Toronto won a Tuesday night game against an inferior Southeast Division opponent to pick up two points in the thick of a playoff race. They looked bad while doing it, but three quarters of the way through the season, who cares anymore?
-The Leafs came out very flat but jump started themselves midway through the second period. Down 1-0 to the Panthers, Colton Orr came off the bench and pounded in the face of Florida tough guy Drew Sarcastapuncher. Defeated, Sarcastapuncher went to the Florida dressing room, his face bloodied, and that whole incident rallied the Toronto bench. The Leafs got a goal from Dion Phaneuf soon after, and got 5 of the next 6 scoring chances, and controlled the play for the rest of the game.
-Except that didn’t actually happen. Well, the Leafs did control the play between 1:31 of the second period and the :22 second mark of the third period, they did get a goal from Phaneuf, a string of consecutive scoring chances and inspired play from three lines. They didn’t seem to need noted facepuncher Colton Orr to do it. In fact, Florida didn’t dress a tough guy, which meant Colton Orr and Frazer McLaren were essentially useless. Those two played a combined 7:32 and no shifts in the third period.

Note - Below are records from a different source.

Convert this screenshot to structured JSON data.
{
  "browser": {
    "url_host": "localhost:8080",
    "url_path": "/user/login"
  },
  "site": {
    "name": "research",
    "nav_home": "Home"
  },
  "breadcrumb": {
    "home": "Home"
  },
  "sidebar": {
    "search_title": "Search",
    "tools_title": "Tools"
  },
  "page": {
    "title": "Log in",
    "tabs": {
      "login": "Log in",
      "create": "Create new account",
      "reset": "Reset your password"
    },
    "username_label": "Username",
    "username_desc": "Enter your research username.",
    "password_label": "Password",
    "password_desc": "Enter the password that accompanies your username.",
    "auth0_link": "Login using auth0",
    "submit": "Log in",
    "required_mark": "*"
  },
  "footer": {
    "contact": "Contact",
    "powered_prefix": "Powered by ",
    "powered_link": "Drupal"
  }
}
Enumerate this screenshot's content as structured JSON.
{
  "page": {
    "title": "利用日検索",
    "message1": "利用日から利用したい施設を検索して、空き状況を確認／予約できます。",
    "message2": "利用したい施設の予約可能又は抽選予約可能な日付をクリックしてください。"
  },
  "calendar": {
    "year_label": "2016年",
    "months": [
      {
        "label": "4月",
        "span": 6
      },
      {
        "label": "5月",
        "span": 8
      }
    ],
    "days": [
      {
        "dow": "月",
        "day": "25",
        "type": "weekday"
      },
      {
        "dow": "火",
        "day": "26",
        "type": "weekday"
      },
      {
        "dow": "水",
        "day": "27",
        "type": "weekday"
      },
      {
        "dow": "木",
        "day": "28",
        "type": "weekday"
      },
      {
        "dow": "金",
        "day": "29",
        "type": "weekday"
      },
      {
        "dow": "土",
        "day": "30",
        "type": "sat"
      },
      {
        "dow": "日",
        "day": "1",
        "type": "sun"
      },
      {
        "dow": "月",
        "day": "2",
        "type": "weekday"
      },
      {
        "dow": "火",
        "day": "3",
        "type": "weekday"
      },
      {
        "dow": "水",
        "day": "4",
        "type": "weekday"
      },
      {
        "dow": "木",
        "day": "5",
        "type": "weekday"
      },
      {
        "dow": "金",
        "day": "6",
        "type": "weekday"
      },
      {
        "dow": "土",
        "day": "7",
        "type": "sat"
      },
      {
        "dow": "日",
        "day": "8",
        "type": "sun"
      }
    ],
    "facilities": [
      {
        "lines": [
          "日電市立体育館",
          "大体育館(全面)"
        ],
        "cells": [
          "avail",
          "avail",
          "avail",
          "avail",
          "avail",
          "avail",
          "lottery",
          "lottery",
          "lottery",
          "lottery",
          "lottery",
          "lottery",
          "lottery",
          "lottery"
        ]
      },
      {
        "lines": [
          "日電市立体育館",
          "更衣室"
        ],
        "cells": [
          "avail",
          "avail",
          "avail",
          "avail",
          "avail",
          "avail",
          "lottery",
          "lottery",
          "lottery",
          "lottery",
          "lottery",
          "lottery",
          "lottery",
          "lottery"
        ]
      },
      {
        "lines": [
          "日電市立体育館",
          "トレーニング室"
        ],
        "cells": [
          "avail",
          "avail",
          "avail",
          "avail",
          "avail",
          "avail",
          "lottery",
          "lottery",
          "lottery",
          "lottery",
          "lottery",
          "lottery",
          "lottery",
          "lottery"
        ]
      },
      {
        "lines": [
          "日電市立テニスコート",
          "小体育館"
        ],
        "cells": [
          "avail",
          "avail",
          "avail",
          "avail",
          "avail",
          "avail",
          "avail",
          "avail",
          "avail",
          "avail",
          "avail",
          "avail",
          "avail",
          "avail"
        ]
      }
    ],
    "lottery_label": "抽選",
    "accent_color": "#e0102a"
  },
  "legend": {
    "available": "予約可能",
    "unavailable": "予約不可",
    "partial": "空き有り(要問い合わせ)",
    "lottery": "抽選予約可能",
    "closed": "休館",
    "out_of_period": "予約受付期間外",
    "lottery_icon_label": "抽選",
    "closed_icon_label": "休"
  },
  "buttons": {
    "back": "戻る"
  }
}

-With that out of the way, let’s discuss things that mattered:
-As bad as the Leafs looked in the first period, getting out-shot 16-7 and spending a hefty amount of ice-time recoiling in front of Ben Scrivens, scoring chance numbers were more generous to the Leafs. The Panthers’ fourth line got a few scoring chances but generally the play was kept outside the perimeter. Of course, that’s no guarantee that keeping shots to the outside or from non-dangerous areas means you won’t prevent goals against if you keep giving up shots. I’d estimate about a quarter of goals come on shots that aren’t considered scoring chances, and that happened to the Leafs in the first. Florida kept hammering and hammering
-No zone entry data for Toronto, so I can’t back this up with data, but what it looked like Florida was doing to trap up the Leafs’ offence was to keep their defencemen well back in the neutral zone and force the Leafs to carry the puck rather than generate speed off the puck with the stretch pass. Eventually, chip-and-chase took over, but until the Leafs adjusted to the trap, this was a terribly boring hockey game. Was pleasantly surprised to see how effective the Toronto forecheck was tonight—even if the Panthers are battered and beaten, all of their good defencemen except for Mike Weaver were in the lineup. Ryan Hamilton, Mikhail Grabovski, even Joffrey Lupul, were able to dislodge pucks using the body and just forcing pucks behind the net.
-The problem with giving up possession that way is that you give up possession a lot, so when you don’t recover the puck, the other team gets a chance to set up an organized rush the other way, and Florida had no problems gaining the Toronto line tonight. This is indicated by the shot clock discrepancies. Even if the puck possession held by the Panthers didn’t lead to a big scoring chance advantage, it did cause some nervous moments late in the period after Toronto went up 3-2. The Panthers fired 76 shot attempts at the Toronto net, while the Leafs responded with just 54 against Jakob Markstrom.
-Ben Scrivens was good. Neither Florida goal counted as a scoring chance, and neither bank was on him, the first going off Mark Fraser and the second going off Mike Kostka. Shawn Matthias hit a post and missed the net on a Grade-A third period chance, but the Panthers directed 12 scoring chances on Scrivens, all of which were turned away. He’s looking a lot better too. No dropped rebounds or glaring puck-handling errors, as he’s getting more used to the NHL pace of play.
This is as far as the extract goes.